Deuxième ajout : selon Apple, l’iPhone 16 et l’iPhone 16 Plus reposent sur une puce A18 avec Neural Engine 16 cœurs, ce qui montre que l’IA est déjà au centre de l’entrée de gamme récente.
Troisième ajout : selon Apple, l’iPhone 16e prend lui aussi en charge Apple Intelligence. C’est un signal fort sur la volonté d’élargir l’accès aux fonctions IA au-delà du haut de gamme.
Quatrième ajout : selon Samsung et Google, les Galaxy S25 et Pixel 9 montent à 12 Go de RAM. Le standard concurrent pertinent est donc déjà au-dessus des 9 Go évoqués pour l’iPhone 18.
Cinquième ajout : selon Counterpoint Research et IDC, la pénurie mémoire de 2026 pèse à la fois sur les coûts composants et sur les volumes de smartphones, ce qui rend crédible un arbitrage matériel plus serré chez Apple.
Ce que j’en retiens à ce stade
Si la fuite de Ming-Chi Kuo est exacte, l’iPhone 18 de base ne serait pas sous-dimensionné au sens strict. Il gagnerait 1 Go de RAM par rapport au palier précédent, soit +12,5 %. Mais ce supplément paraît modeste au moment où l’IA locale devient un argument commercial majeur et où les rivaux affichent déjà 12 Go. Mon jugement est direct : 9 Go peuvent suffire pour soutenir le label Apple Intelligence, mais pas forcément pour porter sans compromis les fonctions les plus exigeantes d’iOS 27.
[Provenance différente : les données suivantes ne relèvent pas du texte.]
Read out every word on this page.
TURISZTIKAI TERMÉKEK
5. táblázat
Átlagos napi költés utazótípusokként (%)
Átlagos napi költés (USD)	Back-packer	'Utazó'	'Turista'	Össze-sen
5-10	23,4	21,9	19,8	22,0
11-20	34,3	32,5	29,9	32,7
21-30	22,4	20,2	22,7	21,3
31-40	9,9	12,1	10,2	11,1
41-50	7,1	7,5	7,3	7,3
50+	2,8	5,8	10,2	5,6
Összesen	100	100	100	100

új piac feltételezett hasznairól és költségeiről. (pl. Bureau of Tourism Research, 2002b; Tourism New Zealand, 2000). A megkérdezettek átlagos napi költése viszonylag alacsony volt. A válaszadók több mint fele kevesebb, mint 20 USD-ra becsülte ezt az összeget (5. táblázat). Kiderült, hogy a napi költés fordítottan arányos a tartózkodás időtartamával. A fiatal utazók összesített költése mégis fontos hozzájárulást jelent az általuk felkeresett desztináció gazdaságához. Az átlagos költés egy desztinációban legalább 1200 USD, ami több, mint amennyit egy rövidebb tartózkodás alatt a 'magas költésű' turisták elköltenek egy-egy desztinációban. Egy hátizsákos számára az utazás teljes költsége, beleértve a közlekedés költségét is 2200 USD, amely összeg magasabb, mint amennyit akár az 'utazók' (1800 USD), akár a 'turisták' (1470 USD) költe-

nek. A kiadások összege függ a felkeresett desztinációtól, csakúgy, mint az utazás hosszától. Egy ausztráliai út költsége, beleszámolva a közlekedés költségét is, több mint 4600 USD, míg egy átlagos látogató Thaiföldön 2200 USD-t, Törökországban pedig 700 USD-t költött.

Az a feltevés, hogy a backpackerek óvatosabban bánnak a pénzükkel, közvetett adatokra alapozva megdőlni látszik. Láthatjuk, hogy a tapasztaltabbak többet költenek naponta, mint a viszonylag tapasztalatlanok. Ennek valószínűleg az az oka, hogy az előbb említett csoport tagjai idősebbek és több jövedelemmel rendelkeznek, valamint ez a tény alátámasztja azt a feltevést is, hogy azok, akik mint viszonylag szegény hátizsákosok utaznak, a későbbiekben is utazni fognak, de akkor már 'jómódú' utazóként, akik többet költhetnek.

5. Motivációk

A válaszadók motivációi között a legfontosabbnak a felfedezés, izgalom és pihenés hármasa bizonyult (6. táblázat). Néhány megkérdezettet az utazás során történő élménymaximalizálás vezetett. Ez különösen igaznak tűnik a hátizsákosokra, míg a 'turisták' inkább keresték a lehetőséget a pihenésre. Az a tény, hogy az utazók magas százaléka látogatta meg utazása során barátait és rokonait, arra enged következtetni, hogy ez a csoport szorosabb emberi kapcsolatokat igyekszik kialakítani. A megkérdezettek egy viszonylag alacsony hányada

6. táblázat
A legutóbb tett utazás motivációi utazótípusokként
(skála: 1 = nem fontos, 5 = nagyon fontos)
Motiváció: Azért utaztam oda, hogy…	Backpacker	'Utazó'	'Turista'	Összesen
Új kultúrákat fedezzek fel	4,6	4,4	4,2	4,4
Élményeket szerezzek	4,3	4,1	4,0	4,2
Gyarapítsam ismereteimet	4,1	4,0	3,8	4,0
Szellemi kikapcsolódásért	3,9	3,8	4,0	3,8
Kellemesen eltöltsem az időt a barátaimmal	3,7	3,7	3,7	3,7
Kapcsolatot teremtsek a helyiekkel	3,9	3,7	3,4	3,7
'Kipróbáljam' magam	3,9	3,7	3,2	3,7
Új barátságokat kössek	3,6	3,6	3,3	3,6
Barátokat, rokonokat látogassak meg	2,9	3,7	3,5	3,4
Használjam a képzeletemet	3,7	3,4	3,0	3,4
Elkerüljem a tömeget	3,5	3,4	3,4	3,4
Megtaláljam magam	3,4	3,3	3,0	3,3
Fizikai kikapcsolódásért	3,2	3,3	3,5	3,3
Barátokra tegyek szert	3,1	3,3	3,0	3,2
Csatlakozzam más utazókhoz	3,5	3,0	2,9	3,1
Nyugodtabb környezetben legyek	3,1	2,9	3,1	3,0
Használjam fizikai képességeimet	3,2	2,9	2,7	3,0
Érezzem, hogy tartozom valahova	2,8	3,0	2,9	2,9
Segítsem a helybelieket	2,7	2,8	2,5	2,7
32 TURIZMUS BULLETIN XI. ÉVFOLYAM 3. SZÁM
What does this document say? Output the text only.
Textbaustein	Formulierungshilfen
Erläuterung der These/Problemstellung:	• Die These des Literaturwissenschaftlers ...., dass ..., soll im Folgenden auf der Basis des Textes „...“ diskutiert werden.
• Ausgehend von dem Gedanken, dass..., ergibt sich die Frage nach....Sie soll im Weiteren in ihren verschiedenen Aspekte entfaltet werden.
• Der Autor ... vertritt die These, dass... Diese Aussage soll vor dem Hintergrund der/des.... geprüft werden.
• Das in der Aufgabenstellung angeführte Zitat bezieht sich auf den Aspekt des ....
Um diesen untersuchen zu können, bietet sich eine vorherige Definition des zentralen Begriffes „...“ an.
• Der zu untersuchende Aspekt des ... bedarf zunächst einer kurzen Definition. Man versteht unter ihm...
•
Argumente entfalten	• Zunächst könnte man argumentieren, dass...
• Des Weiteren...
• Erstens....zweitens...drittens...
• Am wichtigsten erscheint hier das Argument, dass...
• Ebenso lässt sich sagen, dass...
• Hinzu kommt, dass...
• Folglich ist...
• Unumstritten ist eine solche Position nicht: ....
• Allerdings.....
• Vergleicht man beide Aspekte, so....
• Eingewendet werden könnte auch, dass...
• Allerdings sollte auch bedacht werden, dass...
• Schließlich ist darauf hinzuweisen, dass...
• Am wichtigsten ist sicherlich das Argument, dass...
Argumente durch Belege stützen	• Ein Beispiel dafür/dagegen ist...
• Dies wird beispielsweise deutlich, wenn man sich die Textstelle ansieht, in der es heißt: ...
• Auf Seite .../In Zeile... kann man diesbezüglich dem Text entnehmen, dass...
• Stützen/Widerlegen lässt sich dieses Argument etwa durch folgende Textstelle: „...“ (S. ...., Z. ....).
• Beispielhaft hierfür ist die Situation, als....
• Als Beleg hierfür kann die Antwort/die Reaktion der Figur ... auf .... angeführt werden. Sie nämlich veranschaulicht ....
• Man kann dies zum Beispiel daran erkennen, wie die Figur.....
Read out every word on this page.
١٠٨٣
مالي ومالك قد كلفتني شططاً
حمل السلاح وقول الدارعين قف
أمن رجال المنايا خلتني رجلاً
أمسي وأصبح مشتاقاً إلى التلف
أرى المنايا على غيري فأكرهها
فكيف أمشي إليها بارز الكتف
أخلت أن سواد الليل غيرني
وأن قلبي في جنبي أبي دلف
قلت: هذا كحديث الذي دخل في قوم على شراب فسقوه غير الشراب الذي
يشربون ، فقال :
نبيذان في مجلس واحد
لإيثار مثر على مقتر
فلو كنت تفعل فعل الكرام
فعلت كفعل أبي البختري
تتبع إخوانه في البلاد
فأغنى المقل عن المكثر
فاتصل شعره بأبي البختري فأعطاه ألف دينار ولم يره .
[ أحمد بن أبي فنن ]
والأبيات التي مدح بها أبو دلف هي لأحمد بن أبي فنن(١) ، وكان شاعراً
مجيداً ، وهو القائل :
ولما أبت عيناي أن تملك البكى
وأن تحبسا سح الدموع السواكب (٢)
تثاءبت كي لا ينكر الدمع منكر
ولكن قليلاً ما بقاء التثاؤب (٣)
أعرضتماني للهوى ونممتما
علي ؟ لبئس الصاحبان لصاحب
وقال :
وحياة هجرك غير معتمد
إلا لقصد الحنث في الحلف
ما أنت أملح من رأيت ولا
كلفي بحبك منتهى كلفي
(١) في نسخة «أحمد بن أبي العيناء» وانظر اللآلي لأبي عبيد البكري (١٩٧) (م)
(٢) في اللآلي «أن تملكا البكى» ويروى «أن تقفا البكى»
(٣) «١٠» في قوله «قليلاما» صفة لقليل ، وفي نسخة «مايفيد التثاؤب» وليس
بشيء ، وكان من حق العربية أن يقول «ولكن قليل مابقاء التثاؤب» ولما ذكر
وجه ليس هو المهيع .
Le dossier reste donc ouvert jusqu’au premier semestre 2027. Deux options tiennent la route : soit Apple abaisse le plancher logiciel pour intégrer l’iPhone 18 de base, soit elle réserve encore une partie de l’expérience IA à des modèles mieux dotés. Dans les deux cas, la RAM sort enfin de l’ombre et devient un argument d’achat lisible pour le grand public.
Source de référence
Pour vérifier la compatibilité officielle d’Apple Intelligence et les appareils pris en charge, la source la plus utile reste l’assistance d’Apple : https://support.apple.com/fr-fr/121115
Mon avis :
La hausse supposée à 9 Go de RAM sur l’iPhone 18 de base est cohérente: Apple préserverait les coûts tout en progressant face aux 8 Go actuels. Mais si iOS 27 réserve encore ses fonctions IA les plus lourdes aux modèles 12 Go, ce choix créerait une segmentation artificielle, difficile à défendre sur un modèle neuf.